Chapter 6, Performance and Cost Optimization, enables you to exploit Snowflake's capabilities to optimize queries and performance through various built-in features such as caching, autoscaling, and automatically clustering tables. There is always an opportunity to positively influence the performance by tweaking table structures, introducing physicalization techniques, and optimizing your compute resources to the maximum. In this chapter, we explore some of these techniques, which can be used to make a Snowflake-based data warehouse run more efficiently and therefore at a lower cost. The chapter also explores optimization strategies for reducing unnecessary storage costs.

Chapter 7, Secure Data Sharing, details how to share data with other Snowflake customers as well as non-Snowflake customers. Traditional warehouse solutions share data by extracting the data out and sending it over transport mechanisms, compromising data security and leading to inefficiencies. Another downside to this is that as soon as the data is extracted, it is already out of date. Snowflake overcomes this by providing a unique data sharing solution that ensures reduced costs, reduced operational overhead, and always up-to-date data.

Chapter 8, Back to the Future with Time Travel, equips you to deal with unpleasant data issues such as not determining when data was changed or whether the data has been lost altogether. Snowflake provides a unique way of going back in time through the Time Travel feature. This chapter explores the various applications of the Time Travel feature and combines it with cloning to tackle common data loss and debugging issues.

Chapter 9, Advanced SQL Techniques, provides you with multiple advanced SQL techniques using a Snowflake data warehouse. These SQL techniques are essential from a data warehousing perspective, such as trend analysis, temporal analytics, managing sequences, unique counts, and managing processes as transactions.

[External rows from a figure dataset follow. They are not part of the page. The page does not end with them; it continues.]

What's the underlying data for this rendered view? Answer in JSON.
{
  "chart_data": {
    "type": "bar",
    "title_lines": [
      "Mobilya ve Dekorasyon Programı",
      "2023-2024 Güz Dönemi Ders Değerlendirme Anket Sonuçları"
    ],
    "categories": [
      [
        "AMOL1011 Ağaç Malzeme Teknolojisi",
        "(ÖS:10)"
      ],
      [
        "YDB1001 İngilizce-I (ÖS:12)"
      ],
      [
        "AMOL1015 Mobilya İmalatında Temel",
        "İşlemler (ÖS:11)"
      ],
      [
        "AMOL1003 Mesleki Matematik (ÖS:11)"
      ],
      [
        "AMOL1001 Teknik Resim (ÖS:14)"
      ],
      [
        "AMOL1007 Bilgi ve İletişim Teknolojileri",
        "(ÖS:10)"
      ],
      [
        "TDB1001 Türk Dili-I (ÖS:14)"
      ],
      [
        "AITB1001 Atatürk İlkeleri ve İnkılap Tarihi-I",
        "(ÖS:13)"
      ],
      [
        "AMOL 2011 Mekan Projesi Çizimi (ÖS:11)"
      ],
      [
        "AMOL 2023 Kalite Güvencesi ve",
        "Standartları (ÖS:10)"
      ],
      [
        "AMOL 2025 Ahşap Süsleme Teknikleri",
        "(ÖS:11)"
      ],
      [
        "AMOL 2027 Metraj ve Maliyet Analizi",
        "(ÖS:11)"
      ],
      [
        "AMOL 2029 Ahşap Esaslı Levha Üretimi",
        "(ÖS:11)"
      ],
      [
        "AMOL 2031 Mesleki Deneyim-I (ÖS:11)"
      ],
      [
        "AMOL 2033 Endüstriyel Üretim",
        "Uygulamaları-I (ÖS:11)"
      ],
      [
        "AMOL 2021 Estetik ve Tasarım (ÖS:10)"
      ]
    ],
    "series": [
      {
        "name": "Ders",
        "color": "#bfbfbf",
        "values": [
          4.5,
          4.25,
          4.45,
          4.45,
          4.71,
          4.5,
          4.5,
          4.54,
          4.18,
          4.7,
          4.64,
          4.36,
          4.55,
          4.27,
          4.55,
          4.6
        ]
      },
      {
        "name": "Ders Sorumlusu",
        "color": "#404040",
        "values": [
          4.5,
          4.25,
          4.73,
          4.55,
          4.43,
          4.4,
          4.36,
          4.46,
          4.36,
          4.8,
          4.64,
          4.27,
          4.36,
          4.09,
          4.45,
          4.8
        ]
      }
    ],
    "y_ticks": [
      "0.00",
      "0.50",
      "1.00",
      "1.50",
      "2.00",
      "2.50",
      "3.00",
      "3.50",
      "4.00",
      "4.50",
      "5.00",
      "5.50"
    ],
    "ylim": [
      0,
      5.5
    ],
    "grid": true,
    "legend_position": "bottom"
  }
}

Chapter 10, Extending Snowflake's Capabilities, provides you with techniques for extending a Snowflake data warehouse and integrating it to coexist and work with other technologies. The chapter walks you through user-defined functions, through which custom functionality can be achieved. The chapter also involves connecting Snowflake with Apache Spark and demonstrates how to perform data processing on the Spark engine.